I spent my time in high school focusing almost exclusively on my studies and grades and on my passion, which is ballet. I almost never socialized except at the dance studio and as a result I look back on my time in high school with mixed emotions. While my friendships were close in middle school, high school took a level of energy in terms of socialization and interactions with people that I never expected. So what would I tell myself? To chill out. To take each day as something to enjoy rather than something to survive. There is value and beauty in living one's life working to achieve a dream, but I lived four years of my life simply trying to make it to the next day. I look back now and I know I was unrealistic in how I approached the daily grind of life. There was no sense of balance, no give and take, no accpetance of imperfections, no reality in my own personal reality. I regret that. I wish in many ways I could try again. That is what I would tell myself... take a chance and truly live.


Direction, not intention, determines our destination. I intended on becoming great, becoming known, and becoming successful. I intended on going to college to receive a Bachelors in Fine Arts, and I ultimately intended on attending the greatest school in the world for modern dance, The Ailey School and dancing for the Alvin Ailey company.
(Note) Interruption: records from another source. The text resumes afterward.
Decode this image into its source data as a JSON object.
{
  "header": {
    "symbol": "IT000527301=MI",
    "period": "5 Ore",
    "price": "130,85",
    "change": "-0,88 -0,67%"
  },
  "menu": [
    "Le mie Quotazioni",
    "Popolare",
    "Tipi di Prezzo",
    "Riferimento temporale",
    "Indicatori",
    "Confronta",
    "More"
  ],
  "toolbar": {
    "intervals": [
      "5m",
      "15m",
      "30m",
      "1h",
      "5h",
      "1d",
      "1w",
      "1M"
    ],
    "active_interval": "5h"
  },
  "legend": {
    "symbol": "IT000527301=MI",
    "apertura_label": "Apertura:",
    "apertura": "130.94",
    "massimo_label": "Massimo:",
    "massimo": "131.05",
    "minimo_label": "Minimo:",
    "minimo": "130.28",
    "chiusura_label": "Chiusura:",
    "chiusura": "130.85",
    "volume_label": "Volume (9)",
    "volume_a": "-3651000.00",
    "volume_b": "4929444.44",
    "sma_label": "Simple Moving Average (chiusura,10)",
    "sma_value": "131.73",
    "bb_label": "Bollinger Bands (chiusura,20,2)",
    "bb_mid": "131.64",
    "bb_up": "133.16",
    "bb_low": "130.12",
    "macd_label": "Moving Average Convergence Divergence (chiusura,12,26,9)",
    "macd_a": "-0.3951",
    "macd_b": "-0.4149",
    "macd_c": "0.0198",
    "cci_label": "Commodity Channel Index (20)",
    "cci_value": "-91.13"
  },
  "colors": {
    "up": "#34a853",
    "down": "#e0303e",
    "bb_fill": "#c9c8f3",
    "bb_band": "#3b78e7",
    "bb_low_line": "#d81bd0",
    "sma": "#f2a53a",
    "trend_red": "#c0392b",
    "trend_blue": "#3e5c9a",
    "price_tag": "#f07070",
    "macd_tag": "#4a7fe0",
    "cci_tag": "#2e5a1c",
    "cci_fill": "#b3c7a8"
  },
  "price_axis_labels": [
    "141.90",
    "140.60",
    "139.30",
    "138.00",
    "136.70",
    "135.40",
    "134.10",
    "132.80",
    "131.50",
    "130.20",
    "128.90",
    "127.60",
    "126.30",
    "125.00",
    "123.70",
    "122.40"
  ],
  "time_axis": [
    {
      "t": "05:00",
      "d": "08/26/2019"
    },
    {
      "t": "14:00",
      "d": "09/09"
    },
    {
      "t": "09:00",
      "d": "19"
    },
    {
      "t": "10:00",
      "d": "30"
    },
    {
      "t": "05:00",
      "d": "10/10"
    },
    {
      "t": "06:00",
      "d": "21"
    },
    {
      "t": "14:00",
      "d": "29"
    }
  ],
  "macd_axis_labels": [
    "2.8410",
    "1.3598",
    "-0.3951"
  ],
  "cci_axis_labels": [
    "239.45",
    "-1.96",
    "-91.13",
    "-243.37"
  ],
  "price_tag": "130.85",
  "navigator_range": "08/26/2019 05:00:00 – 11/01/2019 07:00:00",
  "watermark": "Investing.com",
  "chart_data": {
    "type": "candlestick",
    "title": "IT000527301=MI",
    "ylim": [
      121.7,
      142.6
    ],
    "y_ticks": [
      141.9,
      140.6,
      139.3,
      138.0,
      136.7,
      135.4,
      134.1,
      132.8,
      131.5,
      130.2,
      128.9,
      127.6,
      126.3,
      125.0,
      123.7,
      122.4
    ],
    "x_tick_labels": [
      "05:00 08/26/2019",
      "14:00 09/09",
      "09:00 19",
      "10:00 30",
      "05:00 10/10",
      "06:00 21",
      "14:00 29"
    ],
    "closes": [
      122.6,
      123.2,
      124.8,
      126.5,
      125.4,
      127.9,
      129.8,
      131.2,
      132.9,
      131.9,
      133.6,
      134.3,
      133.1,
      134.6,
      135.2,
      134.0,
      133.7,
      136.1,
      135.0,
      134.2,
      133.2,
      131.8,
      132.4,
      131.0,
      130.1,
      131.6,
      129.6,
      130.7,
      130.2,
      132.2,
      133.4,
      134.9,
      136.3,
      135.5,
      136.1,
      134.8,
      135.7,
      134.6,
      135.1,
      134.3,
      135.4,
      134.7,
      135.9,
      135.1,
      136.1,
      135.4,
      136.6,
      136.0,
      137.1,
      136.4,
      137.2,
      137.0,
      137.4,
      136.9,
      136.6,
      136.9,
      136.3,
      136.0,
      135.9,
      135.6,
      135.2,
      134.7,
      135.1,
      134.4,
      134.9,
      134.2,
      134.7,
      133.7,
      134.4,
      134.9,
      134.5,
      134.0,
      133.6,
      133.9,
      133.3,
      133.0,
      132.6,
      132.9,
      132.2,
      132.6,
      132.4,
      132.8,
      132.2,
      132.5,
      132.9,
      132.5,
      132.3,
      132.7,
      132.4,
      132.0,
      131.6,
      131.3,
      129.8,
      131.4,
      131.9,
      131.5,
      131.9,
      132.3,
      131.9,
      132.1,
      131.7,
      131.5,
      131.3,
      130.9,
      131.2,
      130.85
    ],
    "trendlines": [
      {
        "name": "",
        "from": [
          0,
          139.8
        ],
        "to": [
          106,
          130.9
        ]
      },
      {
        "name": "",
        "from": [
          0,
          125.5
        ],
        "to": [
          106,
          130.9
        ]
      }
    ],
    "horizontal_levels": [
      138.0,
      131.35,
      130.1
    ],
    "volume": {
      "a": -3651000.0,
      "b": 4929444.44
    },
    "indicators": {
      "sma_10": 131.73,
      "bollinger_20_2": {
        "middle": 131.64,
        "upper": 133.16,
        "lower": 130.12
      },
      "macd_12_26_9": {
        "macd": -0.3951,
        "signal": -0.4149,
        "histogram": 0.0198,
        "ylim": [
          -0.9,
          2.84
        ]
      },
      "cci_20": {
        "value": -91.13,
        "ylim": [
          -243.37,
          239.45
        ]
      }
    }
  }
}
I have realized through my struggle, success, growth, and failure that my intentions are not enough. Every decision we make in our lifetime will affect the direction and pathway we go down even if we have the best intentions for our future. The choices that we make in each and every day will in the end lead us down a road that brings us success and happiness, or a road that leads to our darkest nightmares. It is today's decisions that will affect tomorrow's outcome.


The advice I would give to my highschool self is to really evaluate the timing of your career and maybe have gone to UNCSA imediatley after graduating instead of taking a year off and joing a company when you shoud have made sure that your training at that time in your life was really up to par with that field. But know after recieving the proper training that you need to pursue a promising career in the field of classical ballet you could have had a better chance of doing this instead of wasting a year in an already short career field.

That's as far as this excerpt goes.